Mas a vida militar não é feita só de provas teóricas, há a disciplina, o cabelo cortado, o cinto brilhando e o sapato limpo, que, na Marinha, é branco e limpo mesmo. Aí, o caldo entornou. Dotada de anotações em todos os quesitos, minha caderneta espelhou uma nota de oficialato nada invejável e fui para o terceiro lugar.

Muito a contragosto, fui verificar, já a bordo do nosso “Minas Gerais”, quais eram as funções reservadas aos primeiros lugares. O primeiro fazia a parada diária – escapei bem dessa – e o terceiro, eu, distribuía a correspondência e escalava os quartos de serviço. Como todo mundo em alguma hora precisava trocar o horário de serviço, a minha banca era procurada por todos e a corte logo se estabeleceu. Um reizinho reinava a bordo.

Com estas atribuições especiais, nenhum dos quatro primeiros lugares dava serviço e eu passava as minhas intermináveis horas de folga na navegação do navio, que se tornara um hobby para mim. Seis da manhã, ponte do navio, seis da tarde, ponte do navio e não raro eu preparava as coordenadas da posição para meu bom amigo Continentino, o responsável pelo serviço.

E isso ia muito bem, o navio no curso.
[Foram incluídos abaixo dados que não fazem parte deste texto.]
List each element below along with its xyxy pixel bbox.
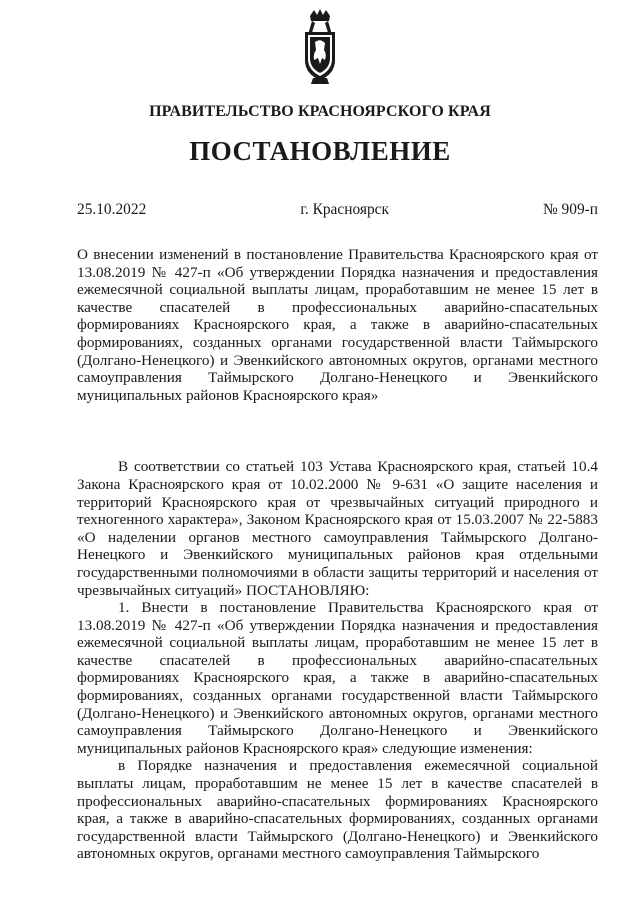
- document-date: 25.10.2022: [77, 201, 147, 218]
- item-1-subparagraph: в Порядке назначения и предоставления ежемесячной социальной выплаты лицам, проработавшим не менее 15 лет в качестве спасателей в профессиональных аварийно-спасательных формированиях Красноярского края, а также в аварийно-спасательных формированиях, созданных органами государственной власти Таймырского (Долгано-Ненецкого) и Эвенкийского автономных округов, органами местного самоуправления Таймырского: [77, 757, 598, 863]
- document-title: О внесении изменений в постановление Правительства Красноярского края от 13.08.2019 № 427-п «Об утверждении Порядка назначения и предоставления ежемесячной социальной выплаты лицам, проработавшим не менее 15 лет в качестве спасателей в профессиональных аварийно-спасательных формированиях Красноярского края, а также в аварийно-спасательных формированиях, созданных органами государственной власти Таймырского (Долгано-Ненецкого) и Эвенкийского автономных округов, органами местного самоуправления Таймырского Долгано-Ненецкого и Эвенкийского муниципальных районов Красноярского края»: [77, 246, 598, 404]
- coat-of-arms-icon: [296, 8, 344, 88]
- authority-name: ПРАВИТЕЛЬСТВО КРАСНОЯРСКОГО КРАЯ: [149, 103, 491, 120]
- document-body: [77, 246, 598, 863]
- preamble-paragraph: В соответствии со статьей 103 Устава Красноярского края, статьей 10.4 Закона Красноярского края от 10.02.2000 № 9-631 «О защите населения и территорий Красноярского края от чрезвычайных ситуаций природного и техногенного характера», Законом Красноярского края от 15.03.2007 № 22-5883 «О наделении органов местного самоуправления Таймырского Долгано-Ненецкого и Эвенкийского муниципальных районов края отдельными государственными полномочиями в области защиты территорий и населения от чрезвычайных ситуаций» ПОСТАНОВЛЯЮ:: [77, 458, 598, 599]
- document-number: № 909-п: [543, 201, 598, 218]
- document-meta: [77, 201, 598, 221]
- item-1-paragraph: 1. Внести в постановление Правительства Красноярского края от 13.08.2019 № 427-п «Об утверждении Порядка назначения и предоставления ежемесячной социальной выплаты лицам, проработавшим не менее 15 лет в качестве спасателей в профессиональных аварийно-спасательных формированиях Красноярского края, а также в аварийно-спасательных формированиях, созданных органами государственной власти Таймырского (Долгано-Ненецкого) и Эвенкийского автономных округов, органами местного самоуправления Таймырского Долгано-Ненецкого и Эвенкийского муниципальных районов Красноярского края» следующие изменения:: [77, 599, 598, 757]
- document-city: г. Красноярск: [300, 201, 389, 218]
- document-type: ПОСТАНОВЛЕНИЕ: [189, 136, 451, 166]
Diariamente, o comandante do navio, Rafael de Azevedo Branco, ia à ponte e, já acostumado com a minha presença, dava um bom dia, sisudo, mas satisfeito, se informava de tudo e seguia para o seu café da manhã.

E assim se passou a viagem, fomos a Porto Rico e a Curaçao e, lá pelo fim da viagem, soubemos que o comandante do navio iria almoçar com os guardas-marinha. Nessa hora, a Marinha é a tradição em pessoa, quem senta com o comandante são os mais antigos e os mais antigos são os primeiros colocados.

Chega a hora do almoço, estou colocado na mesa, na terceira posição, chega o Comandante Branco. Mais alto do que nós, ele passou a vista por todos – aquilo deveria ser para ele uma tarefa enfadonha, porém protocolar – e passou com aquele jeitão satisfeito e sisudo que eu bem conhecia, lá da ponte de comando do navio.

Ao chegar na mesa, na minha mesa, ele me viu na hora, imediatamente, instantaneamente e fulminou, agora, mais sisudo: “Este, não! Este eu vejo todo dia!”

Ao primeiro brado “Este, não!” surgiram do nada quatro fuzileiros que me deportaram para a mesa mais longínqua do salão e com a mesma rapidez, colocaram um desconhecido no meu lugar. Isto se passou sem que alguém ouvisse, ou ligasse, para a segunda frase do Branco, que continha a explicação, aliás, bem razoável.

Foi um vexame real e nem me preocupei em dar maiores explicações aos meus súditos, pois ninguém iria querer saber dos detalhes sórdidos, a lenda já tinha ficado melhor do que o fato e, se eu desse mais corda, o reinado se tornaria perpétuo.

E assim, me achei normal, me comportei como tal e fui o rei dos vexames apenas até o desembarque.